The average accuracy, recall and F1 for different sentiment analysis methods are shown in Table 4. We can see that the accuracy of our model reaches 92.65%, recall reach 92.57% and F1 reaches 92.57%. Our model obtains the best performance across all methods. It is approximately 2.14%–3% better than the other methods in accuracy. For F1, the maximum of the other methods is 90.45%, which is lower than in our model.

Table 4 Experimental results of our method and other methods

This indeed shows that our model has made significant improvements. The main reason is that our model uses the BERT pre-training model, which considers more semantic information. This verifies that our model has powerful generalization ability and can be widely used in the task of sentiment classification in different fields.

4.6 Ablation study

In this section, we investigate the behaviors and effects of BERT on our model performance. Our model is consists of BERT and classifier layer. We implement a simple classifier by embedding Word2Vec. This model averages the vector of each sentence; and then feeds it to the fully connected layer for classification. The results listed in Table 5. From the table, we can see that BERT can greatly improve the results of sentiment analysis on Chinese stock reviews. The classifier layer does not have much effect on the performance of the model. This indicates that the contribution of our model is mainly dependent on BERT.
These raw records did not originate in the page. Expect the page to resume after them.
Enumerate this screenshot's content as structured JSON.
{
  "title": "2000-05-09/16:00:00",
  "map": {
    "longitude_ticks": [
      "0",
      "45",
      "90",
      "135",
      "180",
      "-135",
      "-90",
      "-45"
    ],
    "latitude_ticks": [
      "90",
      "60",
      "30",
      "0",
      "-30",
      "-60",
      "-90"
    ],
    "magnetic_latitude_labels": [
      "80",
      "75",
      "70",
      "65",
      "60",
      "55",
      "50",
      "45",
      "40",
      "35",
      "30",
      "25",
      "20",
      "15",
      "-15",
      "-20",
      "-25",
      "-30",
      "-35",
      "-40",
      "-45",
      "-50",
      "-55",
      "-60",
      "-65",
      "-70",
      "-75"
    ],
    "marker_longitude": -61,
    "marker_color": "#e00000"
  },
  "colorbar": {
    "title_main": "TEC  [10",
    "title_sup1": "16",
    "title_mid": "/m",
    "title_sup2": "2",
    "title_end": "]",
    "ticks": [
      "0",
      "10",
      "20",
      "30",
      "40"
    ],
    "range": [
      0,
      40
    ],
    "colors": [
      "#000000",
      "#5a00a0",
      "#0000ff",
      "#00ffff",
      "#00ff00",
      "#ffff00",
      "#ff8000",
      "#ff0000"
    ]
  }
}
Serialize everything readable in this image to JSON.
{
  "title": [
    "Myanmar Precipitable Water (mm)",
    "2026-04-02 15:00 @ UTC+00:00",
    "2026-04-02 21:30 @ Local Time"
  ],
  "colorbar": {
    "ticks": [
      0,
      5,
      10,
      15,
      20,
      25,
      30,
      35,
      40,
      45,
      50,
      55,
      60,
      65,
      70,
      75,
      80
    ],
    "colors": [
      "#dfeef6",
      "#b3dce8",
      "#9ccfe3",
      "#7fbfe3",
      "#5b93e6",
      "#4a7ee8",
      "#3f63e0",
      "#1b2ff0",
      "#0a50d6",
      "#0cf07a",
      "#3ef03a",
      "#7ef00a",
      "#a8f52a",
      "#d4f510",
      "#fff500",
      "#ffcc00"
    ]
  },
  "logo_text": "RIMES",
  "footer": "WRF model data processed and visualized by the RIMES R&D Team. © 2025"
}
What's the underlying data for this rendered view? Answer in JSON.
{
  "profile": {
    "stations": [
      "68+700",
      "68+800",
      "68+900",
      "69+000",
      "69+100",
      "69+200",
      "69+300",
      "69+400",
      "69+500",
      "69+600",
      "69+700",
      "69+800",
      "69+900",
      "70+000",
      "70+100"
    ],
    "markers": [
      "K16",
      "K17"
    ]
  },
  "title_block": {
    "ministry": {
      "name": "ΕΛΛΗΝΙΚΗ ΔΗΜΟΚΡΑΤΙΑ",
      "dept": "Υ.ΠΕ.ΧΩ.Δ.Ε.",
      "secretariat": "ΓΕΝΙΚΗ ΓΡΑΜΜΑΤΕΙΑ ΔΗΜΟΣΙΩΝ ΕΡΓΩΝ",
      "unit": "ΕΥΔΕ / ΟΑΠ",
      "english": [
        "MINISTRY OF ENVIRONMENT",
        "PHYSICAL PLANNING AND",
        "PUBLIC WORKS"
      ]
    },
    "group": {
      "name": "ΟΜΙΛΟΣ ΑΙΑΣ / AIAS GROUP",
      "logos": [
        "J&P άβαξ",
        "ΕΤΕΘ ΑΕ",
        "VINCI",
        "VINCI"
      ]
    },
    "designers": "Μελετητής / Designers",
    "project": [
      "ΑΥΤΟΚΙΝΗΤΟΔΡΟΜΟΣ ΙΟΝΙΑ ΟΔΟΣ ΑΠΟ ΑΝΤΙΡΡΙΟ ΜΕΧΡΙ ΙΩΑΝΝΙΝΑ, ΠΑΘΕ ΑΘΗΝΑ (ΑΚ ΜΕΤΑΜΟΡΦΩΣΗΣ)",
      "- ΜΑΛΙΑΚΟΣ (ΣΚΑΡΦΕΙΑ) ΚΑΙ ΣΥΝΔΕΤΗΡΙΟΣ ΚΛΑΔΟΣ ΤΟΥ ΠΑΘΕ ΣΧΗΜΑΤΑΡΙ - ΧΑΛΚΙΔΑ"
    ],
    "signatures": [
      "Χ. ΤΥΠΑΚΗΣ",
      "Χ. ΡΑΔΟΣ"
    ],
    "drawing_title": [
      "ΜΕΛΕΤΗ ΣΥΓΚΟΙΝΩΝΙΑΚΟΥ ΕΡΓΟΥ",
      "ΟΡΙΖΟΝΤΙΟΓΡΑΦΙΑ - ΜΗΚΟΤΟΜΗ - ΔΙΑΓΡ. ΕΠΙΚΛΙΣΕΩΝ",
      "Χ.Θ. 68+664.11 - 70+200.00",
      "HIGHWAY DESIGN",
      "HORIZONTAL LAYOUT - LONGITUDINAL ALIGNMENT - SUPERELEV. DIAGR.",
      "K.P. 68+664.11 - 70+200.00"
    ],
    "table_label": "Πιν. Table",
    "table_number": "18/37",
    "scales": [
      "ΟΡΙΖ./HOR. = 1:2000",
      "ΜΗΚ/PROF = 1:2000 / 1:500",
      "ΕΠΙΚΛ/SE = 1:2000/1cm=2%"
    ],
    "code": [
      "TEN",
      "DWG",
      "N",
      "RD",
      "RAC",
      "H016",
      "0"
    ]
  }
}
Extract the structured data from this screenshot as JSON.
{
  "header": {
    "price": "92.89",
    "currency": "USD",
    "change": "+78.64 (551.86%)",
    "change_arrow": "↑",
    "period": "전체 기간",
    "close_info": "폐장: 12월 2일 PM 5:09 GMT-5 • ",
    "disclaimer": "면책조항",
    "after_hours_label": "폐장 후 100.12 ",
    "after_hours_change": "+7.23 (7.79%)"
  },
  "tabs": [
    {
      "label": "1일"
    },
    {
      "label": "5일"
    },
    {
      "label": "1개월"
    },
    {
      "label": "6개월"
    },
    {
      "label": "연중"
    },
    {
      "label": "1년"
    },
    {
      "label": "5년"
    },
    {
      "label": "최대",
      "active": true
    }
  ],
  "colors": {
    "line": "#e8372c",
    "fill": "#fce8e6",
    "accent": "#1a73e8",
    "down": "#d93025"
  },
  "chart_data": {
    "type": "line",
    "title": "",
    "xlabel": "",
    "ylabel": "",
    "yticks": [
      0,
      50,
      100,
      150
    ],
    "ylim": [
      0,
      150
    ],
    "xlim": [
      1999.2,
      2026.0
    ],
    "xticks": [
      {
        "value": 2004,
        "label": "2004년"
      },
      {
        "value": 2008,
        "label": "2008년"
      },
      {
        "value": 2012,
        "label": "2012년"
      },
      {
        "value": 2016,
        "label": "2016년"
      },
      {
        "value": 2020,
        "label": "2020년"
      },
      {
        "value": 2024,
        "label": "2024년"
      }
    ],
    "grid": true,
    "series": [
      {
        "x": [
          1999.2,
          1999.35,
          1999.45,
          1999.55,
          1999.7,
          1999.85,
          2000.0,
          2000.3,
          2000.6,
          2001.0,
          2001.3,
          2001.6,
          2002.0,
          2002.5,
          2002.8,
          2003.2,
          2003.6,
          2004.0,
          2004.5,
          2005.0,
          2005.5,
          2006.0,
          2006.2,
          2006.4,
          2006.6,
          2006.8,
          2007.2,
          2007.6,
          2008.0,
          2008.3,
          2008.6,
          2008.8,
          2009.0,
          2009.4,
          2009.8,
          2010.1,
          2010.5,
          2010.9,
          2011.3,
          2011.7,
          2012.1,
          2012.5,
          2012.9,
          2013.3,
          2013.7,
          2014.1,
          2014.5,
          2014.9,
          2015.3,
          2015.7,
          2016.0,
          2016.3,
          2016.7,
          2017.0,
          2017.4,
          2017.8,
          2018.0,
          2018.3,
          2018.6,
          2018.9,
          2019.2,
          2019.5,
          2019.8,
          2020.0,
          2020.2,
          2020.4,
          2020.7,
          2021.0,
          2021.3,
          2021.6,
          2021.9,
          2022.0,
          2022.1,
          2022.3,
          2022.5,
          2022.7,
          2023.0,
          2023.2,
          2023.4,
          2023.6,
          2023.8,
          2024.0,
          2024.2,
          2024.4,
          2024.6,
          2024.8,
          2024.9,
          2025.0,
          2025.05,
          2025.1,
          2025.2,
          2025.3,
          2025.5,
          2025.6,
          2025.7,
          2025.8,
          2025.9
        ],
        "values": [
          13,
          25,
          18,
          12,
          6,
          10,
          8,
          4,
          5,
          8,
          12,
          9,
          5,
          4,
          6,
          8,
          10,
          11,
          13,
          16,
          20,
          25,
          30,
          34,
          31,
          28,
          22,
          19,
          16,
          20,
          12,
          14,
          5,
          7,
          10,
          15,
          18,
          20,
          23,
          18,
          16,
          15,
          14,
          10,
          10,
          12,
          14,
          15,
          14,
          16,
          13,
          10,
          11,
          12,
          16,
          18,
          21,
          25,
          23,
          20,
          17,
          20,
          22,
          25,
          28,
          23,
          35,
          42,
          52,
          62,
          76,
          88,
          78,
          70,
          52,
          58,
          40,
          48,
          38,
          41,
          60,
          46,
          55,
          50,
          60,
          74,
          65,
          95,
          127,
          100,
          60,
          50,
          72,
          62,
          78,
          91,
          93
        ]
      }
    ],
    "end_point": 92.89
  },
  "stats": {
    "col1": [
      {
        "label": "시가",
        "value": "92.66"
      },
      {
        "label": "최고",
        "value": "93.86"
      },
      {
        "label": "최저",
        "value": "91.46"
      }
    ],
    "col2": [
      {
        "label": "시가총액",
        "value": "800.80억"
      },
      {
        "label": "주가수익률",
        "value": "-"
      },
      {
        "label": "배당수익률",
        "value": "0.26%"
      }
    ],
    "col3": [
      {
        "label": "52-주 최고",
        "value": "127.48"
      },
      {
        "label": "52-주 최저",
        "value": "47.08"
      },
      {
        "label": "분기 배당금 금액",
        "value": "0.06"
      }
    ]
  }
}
Table 5 Results of ablation studies of our model

4.7 Discussion

In this paper, we propose a new model based on BERT for sentiment analysis of Chinese stock reviews. We conducted several experiments on the Chinese stock review dataset. The experimental results indicate that the BERT+FC model achieved fine classification results in the sentiment analysis of Chinese stock review texts, and is more accurate than TextCNN and TextRNN. This shows that our model can be used as a sentiment classification algorithm for Chinese stock review text.

The proposed model outperforms TextCNN, TextRNN, Att-BLSTM and TextCRNN when performing sentiment analysis of Chinese stock review text. Our main idea was to improve the accuracy of Chinese stock review sentiment analysis. Our model performs better than traditional methods is bacause we mainly rely on the BERT language model’s finetuning, which can allow us to achieve the best performance on the Chinese stock review.

5 Conclusion

With advances in Internet technology, investors can easily post relevant tweets. Mining these comments has important value for financial markets. However, the number of labeled dataset is very small, and the accuracy of existing sentiment analysis of Chinese stock reviews needs to be further improved. In this paper, a novel sentiment analysis method of Chinese stock reviews based on BERT was proposed and applied to a sentiment analysis task. The idea of this paper was to rely on pre-training a BERT to obtain state-of-art results. The BERT pre-training language model performed representation, and then used several classifier layers for sentiment analysis. We experimented on Chinese stock reviews and found that the BERT+FC method can obtain outstanding performance.

This paper innovatively applied the BERT model to the field of sentiment classification in stock reviews and eliminated the dependence on the emotion dictionary in the professional field, overcame the difficulty of manually extracting features, and improved the accuracy of sentiment classification. However, there were still some defects. The dataset was small, and the conclusion was not verified on the larger dataset. In subsequent research, we should make further improvements to the BERT model, and expand the sample size to carry out further experiments.